Numa palavra, além das hipóteses legais previstas no art. 128, do Código Penal, é admitida a interrupção da gravidez, quando verificada a anencefalia do feto.

Ocorre que, ao julgar o Habeas Corpus nº 124.306, a Primeira Turma do Supremo Tribunal, majoritariamente, assentou, in verbis:

“(...) é preciso conferir interpretação conforme a Constituição aos próprios arts. 124 a 126 do Código Penal – que tipificam o crime de aborto – para excluir do seu âmbito de incidência a interrupção voluntária da gestação efetivada no primeiro trimestre.
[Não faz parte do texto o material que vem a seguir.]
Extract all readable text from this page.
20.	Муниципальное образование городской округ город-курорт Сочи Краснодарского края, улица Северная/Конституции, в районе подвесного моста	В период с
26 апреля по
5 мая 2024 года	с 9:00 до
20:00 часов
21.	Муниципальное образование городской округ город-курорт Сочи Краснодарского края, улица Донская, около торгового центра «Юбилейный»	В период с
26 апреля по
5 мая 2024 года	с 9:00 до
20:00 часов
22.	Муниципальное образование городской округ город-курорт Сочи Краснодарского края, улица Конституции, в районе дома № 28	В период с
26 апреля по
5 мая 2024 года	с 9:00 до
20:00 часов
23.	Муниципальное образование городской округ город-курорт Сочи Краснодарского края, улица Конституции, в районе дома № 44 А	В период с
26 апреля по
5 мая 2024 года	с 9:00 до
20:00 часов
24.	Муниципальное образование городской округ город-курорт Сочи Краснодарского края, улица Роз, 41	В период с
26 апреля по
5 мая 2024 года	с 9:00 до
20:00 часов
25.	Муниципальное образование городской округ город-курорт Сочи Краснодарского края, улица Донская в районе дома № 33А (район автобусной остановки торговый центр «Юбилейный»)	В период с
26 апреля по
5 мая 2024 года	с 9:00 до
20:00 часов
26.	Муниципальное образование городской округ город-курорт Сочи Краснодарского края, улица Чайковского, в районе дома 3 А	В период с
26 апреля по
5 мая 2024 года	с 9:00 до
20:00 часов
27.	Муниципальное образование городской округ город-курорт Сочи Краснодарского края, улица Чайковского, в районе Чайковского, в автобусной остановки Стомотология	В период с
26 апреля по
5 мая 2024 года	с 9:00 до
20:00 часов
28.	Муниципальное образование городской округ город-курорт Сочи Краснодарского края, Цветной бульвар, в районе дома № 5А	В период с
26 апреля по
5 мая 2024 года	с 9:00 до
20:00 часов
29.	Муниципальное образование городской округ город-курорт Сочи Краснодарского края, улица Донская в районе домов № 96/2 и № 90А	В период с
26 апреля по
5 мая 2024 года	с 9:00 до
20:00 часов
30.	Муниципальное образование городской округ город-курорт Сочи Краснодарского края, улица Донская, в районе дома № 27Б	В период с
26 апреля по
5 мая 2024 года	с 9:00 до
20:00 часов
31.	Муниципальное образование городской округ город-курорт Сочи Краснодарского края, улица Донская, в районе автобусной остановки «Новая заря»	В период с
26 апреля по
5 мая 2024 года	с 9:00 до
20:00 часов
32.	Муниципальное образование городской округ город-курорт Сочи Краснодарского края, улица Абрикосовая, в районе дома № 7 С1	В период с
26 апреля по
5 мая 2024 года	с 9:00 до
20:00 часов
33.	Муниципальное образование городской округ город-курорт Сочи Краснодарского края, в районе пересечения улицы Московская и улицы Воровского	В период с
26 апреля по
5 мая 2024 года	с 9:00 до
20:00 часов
A criminalização, nessa hipótese, viola diversos direitos fundamentais da mulher, bem como o princípio da proporcionalidade. 4. A criminalização é incompatível com os seguintes direitos fundamentais: os direitos sexuais e reprodutivos da mulher, que não pode ser obrigada pelo Estado a manter uma gestação indesejada; a autonomia da mulher, que deve conservar o direito de fazer suas escolhas existenciais; a integridade física e psíquica da gestante, que é quem sofre, no seu corpo e no seu psiquismo, os efeitos da gravidez; e a igualdade da mulher, já que homens não engravidam e, portanto, a equiparação plena de gênero depende de se respeitar a vontade da mulher nessa matéria. 5. A tudo isto se acrescenta o impacto da criminalização sobre as mulheres pobres. É que o tratamento como crime, dado pela lei penal brasileira, impede que estas mulheres, que não têm acesso a médicos e clínicas privadas, recorram ao sistema público de saúde para se submeterem aos procedimentos cabíveis. Como consequência, multiplicam-se os casos de automutilação, lesões graves e óbitos. 6. A tipificação penal viola, também, o princípio da proporcionalidade por motivos que se cumulam: (i) ela constitui medida de duvidosa adequação para proteger o bem jurídico que pretende tutelar (vida do nascituro), por não produzir impacto relevante sobre o número de abortos praticados no país, apenas impedindo que sejam feitos de modo seguro; (ii) é possível que o Estado evite a ocorrência de abortos por meios mais eficazes e menos lesivos do que a criminalização, tais como educação sexual, distribuição de contraceptivos e amparo à mulher que deseja ter o filho, mas se encontra em condições adversas; (iii) a medida é desproporcional em sentido estrito, por gerar custos sociais (problemas de saúde pública e mortes) superiores aos seus benefícios. 7. Anote-se, por derradeiro, que praticamente nenhum país democrático e desenvolvido do mundo trata a interrupção da gestação durante o primeiro trimestre como crime, aí incluídos Estados Unidos, Alemanha, Reino Unido, Canadá, França, Itália, Espanha, Portugal, Holanda e Austrália. (...)”
(HC 124306, Relator(a):  Min. MARCO AURÉLIO, Relator(a) p/ Acórdão:  Min. ROBERTO BARROSO, Primeira Turma, julgado em 09/08/2016, PROCESSO ELETRÔNICO DJe-052 DIVULG 16-03-2017 PUBLIC 17-03-2017)

Gize-se que, embora o escopo da impetração haja sido a revogação da prisão preventiva dos pacientes, a maioria dos Ministros da Primeira Turma da Suprema Corte avançou no tema e consignou que não há crime, quando a interrupção voluntária da gestação é efetivada no primeiro trimestre desta.

Cabe pontuar que os Ministros Luiz Fux e Marco Aurélio não ingressaram na discussão, quanto à não incidência da norma penal incriminadora, nas hipóteses de interrupção voluntária no primeiro trimestre da gestação. O entendimento consubstanciado na ementa acima transcrita foi encampado pelos Ministros Roberto Barroso, Edson Fachin e Rosa Weber.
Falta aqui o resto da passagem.